What do you love about that place? What’s your favorite thing to order? What’s the atmosphere like? When’s the best time to go? Who’s the best server? Is it the food, is it the location, is it the ambiance…? I bet it’s all of that…and more.

We give our friends restaurant recommendations all the time…what about your church, what about your community of faith…what about your family here…?

What do you love about it? What makes New Hope special? What have you found at New Hope that you haven’t been able to find anywhere else? What are the people like? What about the atmosphere? What do you love about where people spend their time and energy? What’s your favorite ministry to support?
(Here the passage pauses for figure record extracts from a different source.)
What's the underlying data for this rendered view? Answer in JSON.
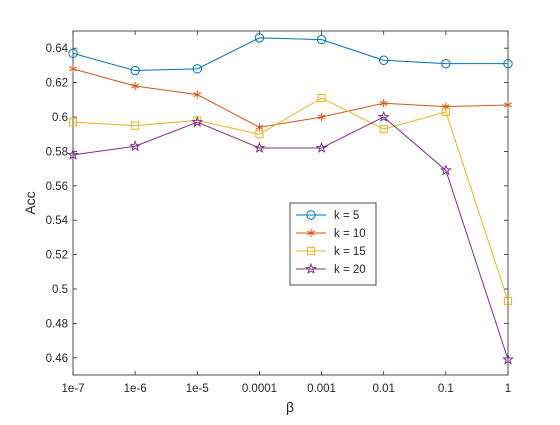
{
  "chart_data": {
    "type": "line",
    "title": "",
    "xlabel": "β",
    "ylabel": "Acc",
    "categories": [
      "1e-7",
      "1e-6",
      "1e-5",
      "0.0001",
      "0.001",
      "0.01",
      "0.1",
      "1"
    ],
    "ylim": [
      0.45,
      0.65
    ],
    "yticks": [
      0.46,
      0.48,
      0.5,
      0.52,
      0.54,
      0.56,
      0.58,
      0.6,
      0.62,
      0.64
    ],
    "ytick_labels": [
      "0.46",
      "0.48",
      "0.5",
      "0.52",
      "0.54",
      "0.56",
      "0.58",
      "0.6",
      "0.62",
      "0.64"
    ],
    "grid": false,
    "legend_position": "center-right",
    "series": [
      {
        "name": "k = 5",
        "marker": "circle",
        "color": "#0072BD",
        "values": [
          0.637,
          0.627,
          0.628,
          0.646,
          0.645,
          0.633,
          0.631,
          0.631
        ]
      },
      {
        "name": "k = 10",
        "marker": "asterisk",
        "color": "#D95319",
        "values": [
          0.628,
          0.618,
          0.613,
          0.594,
          0.6,
          0.608,
          0.606,
          0.607
        ]
      },
      {
        "name": "k = 15",
        "marker": "square",
        "color": "#EDB120",
        "values": [
          0.597,
          0.595,
          0.598,
          0.59,
          0.611,
          0.593,
          0.603,
          0.493
        ]
      },
      {
        "name": "k = 20",
        "marker": "pentagram",
        "color": "#7E2F8E",
        "values": [
          0.578,
          0.583,
          0.597,
          0.582,
          0.582,
          0.6,
          0.569,
          0.459
        ]
      }
    ]
  }
}
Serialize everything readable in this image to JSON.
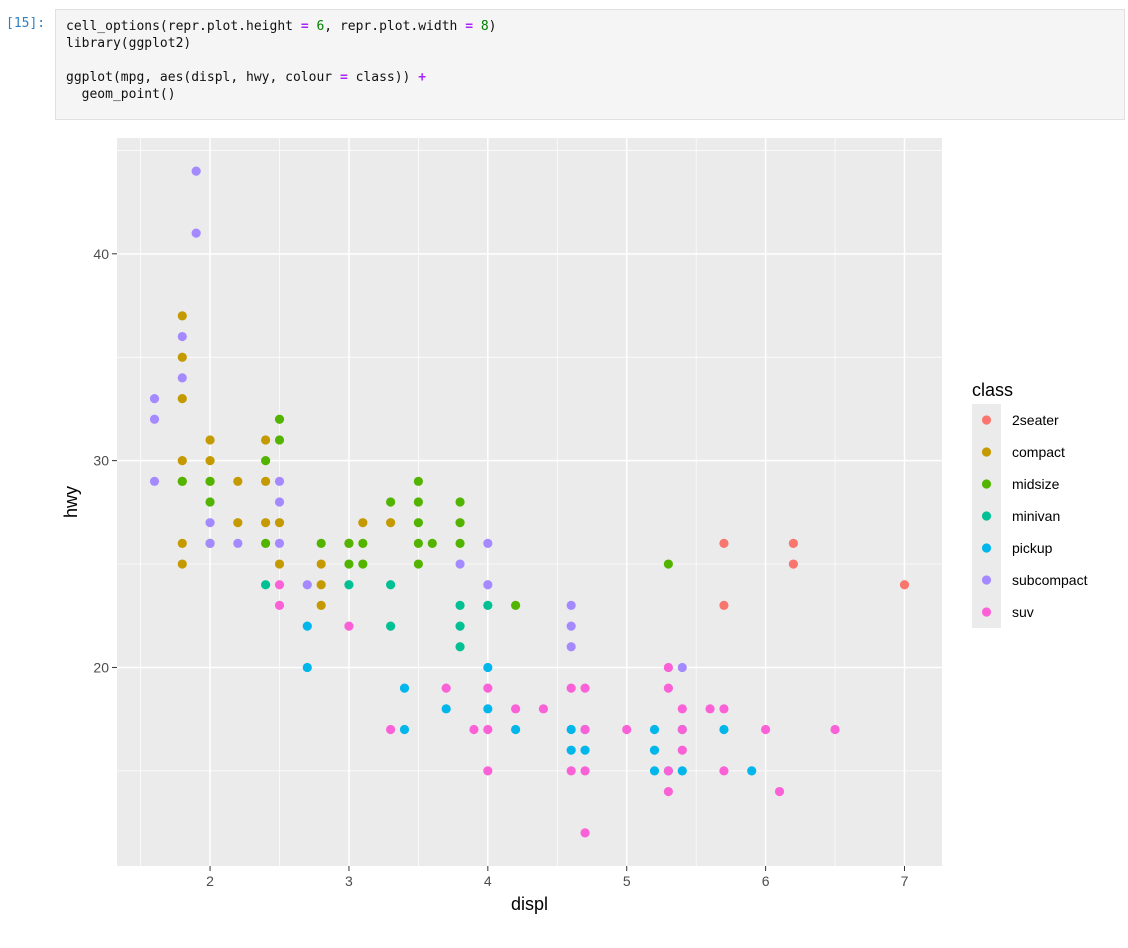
{
  "cell": {
    "prompt": "[15]:",
    "code": {
      "line1": {
        "a": "cell_options(repr.plot.height ",
        "b": "=",
        "c": " ",
        "d": "6",
        "e": ", repr.plot.width ",
        "f": "=",
        "g": " ",
        "h": "8",
        "i": ")"
      },
      "line2": "library(ggplot2)",
      "line4": {
        "a": "ggplot(mpg, aes(displ, hwy, colour ",
        "b": "=",
        "c": " class)) ",
        "d": "+"
      },
      "line5": "  geom_point()"
    }
  },
  "chart_data": {
    "type": "scatter",
    "title": "",
    "xlabel": "displ",
    "ylabel": "hwy",
    "xlim": [
      1.33,
      7.27
    ],
    "ylim": [
      10.4,
      45.6
    ],
    "x_ticks": [
      2,
      3,
      4,
      5,
      6,
      7
    ],
    "y_ticks": [
      20,
      30,
      40
    ],
    "x_tick_labels": [
      "2",
      "3",
      "4",
      "5",
      "6",
      "7"
    ],
    "y_tick_labels": [
      "20",
      "30",
      "40"
    ],
    "x_minor_ticks": [
      1.5,
      2.5,
      3.5,
      4.5,
      5.5,
      6.5
    ],
    "y_minor_ticks": [
      15,
      25,
      35,
      45
    ],
    "grid": true,
    "panel_color": "#ebebeb",
    "grid_color": "#ffffff",
    "legend": {
      "title": "class",
      "position": "right"
    },
    "series": [
      {
        "name": "2seater",
        "color": "#f8766d",
        "points": [
          [
            5.7,
            26
          ],
          [
            5.7,
            23
          ],
          [
            6.2,
            26
          ],
          [
            6.2,
            25
          ],
          [
            7.0,
            24
          ]
        ]
      },
      {
        "name": "compact",
        "color": "#c49a00",
        "points": [
          [
            1.8,
            37
          ],
          [
            1.8,
            35
          ],
          [
            1.8,
            33
          ],
          [
            1.8,
            30
          ],
          [
            1.8,
            29
          ],
          [
            1.8,
            26
          ],
          [
            1.8,
            25
          ],
          [
            2.0,
            31
          ],
          [
            2.0,
            30
          ],
          [
            2.0,
            29
          ],
          [
            2.2,
            29
          ],
          [
            2.2,
            27
          ],
          [
            2.4,
            31
          ],
          [
            2.4,
            29
          ],
          [
            2.4,
            27
          ],
          [
            2.5,
            27
          ],
          [
            2.5,
            25
          ],
          [
            2.8,
            25
          ],
          [
            2.8,
            24
          ],
          [
            2.8,
            23
          ],
          [
            3.0,
            26
          ],
          [
            3.1,
            27
          ],
          [
            3.3,
            27
          ]
        ]
      },
      {
        "name": "midsize",
        "color": "#53b400",
        "points": [
          [
            1.8,
            29
          ],
          [
            2.0,
            29
          ],
          [
            2.0,
            28
          ],
          [
            2.0,
            26
          ],
          [
            2.4,
            30
          ],
          [
            2.4,
            26
          ],
          [
            2.5,
            32
          ],
          [
            2.5,
            31
          ],
          [
            2.8,
            26
          ],
          [
            3.0,
            26
          ],
          [
            3.0,
            25
          ],
          [
            3.1,
            26
          ],
          [
            3.1,
            25
          ],
          [
            3.3,
            28
          ],
          [
            3.5,
            29
          ],
          [
            3.5,
            28
          ],
          [
            3.5,
            27
          ],
          [
            3.5,
            26
          ],
          [
            3.5,
            25
          ],
          [
            3.6,
            26
          ],
          [
            3.8,
            28
          ],
          [
            3.8,
            27
          ],
          [
            3.8,
            26
          ],
          [
            4.2,
            23
          ],
          [
            5.3,
            25
          ]
        ]
      },
      {
        "name": "minivan",
        "color": "#00c094",
        "points": [
          [
            2.4,
            24
          ],
          [
            3.0,
            24
          ],
          [
            3.3,
            24
          ],
          [
            3.3,
            22
          ],
          [
            3.8,
            23
          ],
          [
            3.8,
            22
          ],
          [
            3.8,
            21
          ],
          [
            4.0,
            23
          ]
        ]
      },
      {
        "name": "pickup",
        "color": "#00b6eb",
        "points": [
          [
            2.7,
            22
          ],
          [
            2.7,
            20
          ],
          [
            3.4,
            19
          ],
          [
            3.4,
            17
          ],
          [
            3.7,
            18
          ],
          [
            4.0,
            20
          ],
          [
            4.0,
            18
          ],
          [
            4.2,
            17
          ],
          [
            4.6,
            17
          ],
          [
            4.6,
            16
          ],
          [
            4.7,
            17
          ],
          [
            4.7,
            16
          ],
          [
            5.2,
            17
          ],
          [
            5.2,
            16
          ],
          [
            5.2,
            15
          ],
          [
            5.3,
            15
          ],
          [
            5.4,
            17
          ],
          [
            5.4,
            15
          ],
          [
            5.7,
            17
          ],
          [
            5.9,
            15
          ]
        ]
      },
      {
        "name": "subcompact",
        "color": "#a58aff",
        "points": [
          [
            1.6,
            33
          ],
          [
            1.6,
            32
          ],
          [
            1.6,
            29
          ],
          [
            1.8,
            36
          ],
          [
            1.8,
            34
          ],
          [
            1.9,
            44
          ],
          [
            1.9,
            41
          ],
          [
            2.0,
            27
          ],
          [
            2.0,
            26
          ],
          [
            2.2,
            26
          ],
          [
            2.5,
            29
          ],
          [
            2.5,
            28
          ],
          [
            2.5,
            26
          ],
          [
            2.7,
            24
          ],
          [
            3.8,
            25
          ],
          [
            4.0,
            26
          ],
          [
            4.0,
            24
          ],
          [
            4.6,
            23
          ],
          [
            4.6,
            22
          ],
          [
            4.6,
            21
          ],
          [
            5.4,
            20
          ]
        ]
      },
      {
        "name": "suv",
        "color": "#fb61d7",
        "points": [
          [
            2.5,
            24
          ],
          [
            2.5,
            23
          ],
          [
            3.0,
            22
          ],
          [
            3.3,
            17
          ],
          [
            3.7,
            19
          ],
          [
            3.9,
            17
          ],
          [
            4.0,
            19
          ],
          [
            4.0,
            17
          ],
          [
            4.0,
            15
          ],
          [
            4.2,
            18
          ],
          [
            4.4,
            18
          ],
          [
            4.6,
            19
          ],
          [
            4.6,
            15
          ],
          [
            4.7,
            19
          ],
          [
            4.7,
            17
          ],
          [
            4.7,
            15
          ],
          [
            4.7,
            12
          ],
          [
            5.0,
            17
          ],
          [
            5.3,
            20
          ],
          [
            5.3,
            19
          ],
          [
            5.3,
            15
          ],
          [
            5.3,
            14
          ],
          [
            5.4,
            18
          ],
          [
            5.4,
            17
          ],
          [
            5.4,
            16
          ],
          [
            5.6,
            18
          ],
          [
            5.7,
            18
          ],
          [
            5.7,
            15
          ],
          [
            6.0,
            17
          ],
          [
            6.1,
            14
          ],
          [
            6.5,
            17
          ]
        ]
      }
    ]
  }
}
These really aren’t rhetorical questions, I’d really be curious to know. If you want to pause this service and grab a pencil and paper and write down what you think, I think that’d be a great idea.

Because I think your answers to these questions matter.

When someone’s having a rough time…when they’re going through some things…when they’re feeling exhausted…when they ask you where you find the energy to keep volunteering or giving of yourself while we’re still going through a pandemic…when they ask you about your heart and care and concern for others and for your neighbors and for people you’ve never even met…when people ask you about your causes of justice, and how can you possibly continue to stay hopeful in the midst of so much hurt and pain and things going wrong in the world…what are you going to say?

What will you tell them?

What will your witness be?

What will your testimony be?

Evangelism doesn’t have to be overbearing, it just has to be honest. What do you love? Where do you find comfort? What gives your spirit peace?

“I have other sheep that don’t yet belong to this fold, I must bring them in also.”

Jesus is the shepherd, but the shepherd doesn’t make more sheep, the sheep lead other sheep.

But this shepherd is different, y’all. This shepherd cares for the sheep. This shepherd protects the sheep, doesn’t run away at the first sign of danger. This shepherd gives his life—the Greek word is psuche—better translated as “breath”…this shepherd gives his breath to those that are breathless, those that are having their breath taken from them, or taken away.

This shepherd lays down his life, in order that the sheep would experience expansive and full and abundant life.

We won’t be what we were before on the other side of this pandemic. With God’s help, we’ll be something different, something new. With God’s help, we’ll be something resurrected.

And I can’t stop thinking about those sheep that aren’t yet here. What wisdom might they bring? What fullness, what passions and energy might they bring?

And who will invite them?

Evangelism doesn’t have to be hard. It just has to be honest.

Sometimes it’s something as simple as noticing someone experiencing God’s presence…and asking them how they’re doing.

Maybe that will spark a conversation that will be a balm for your own soul, too.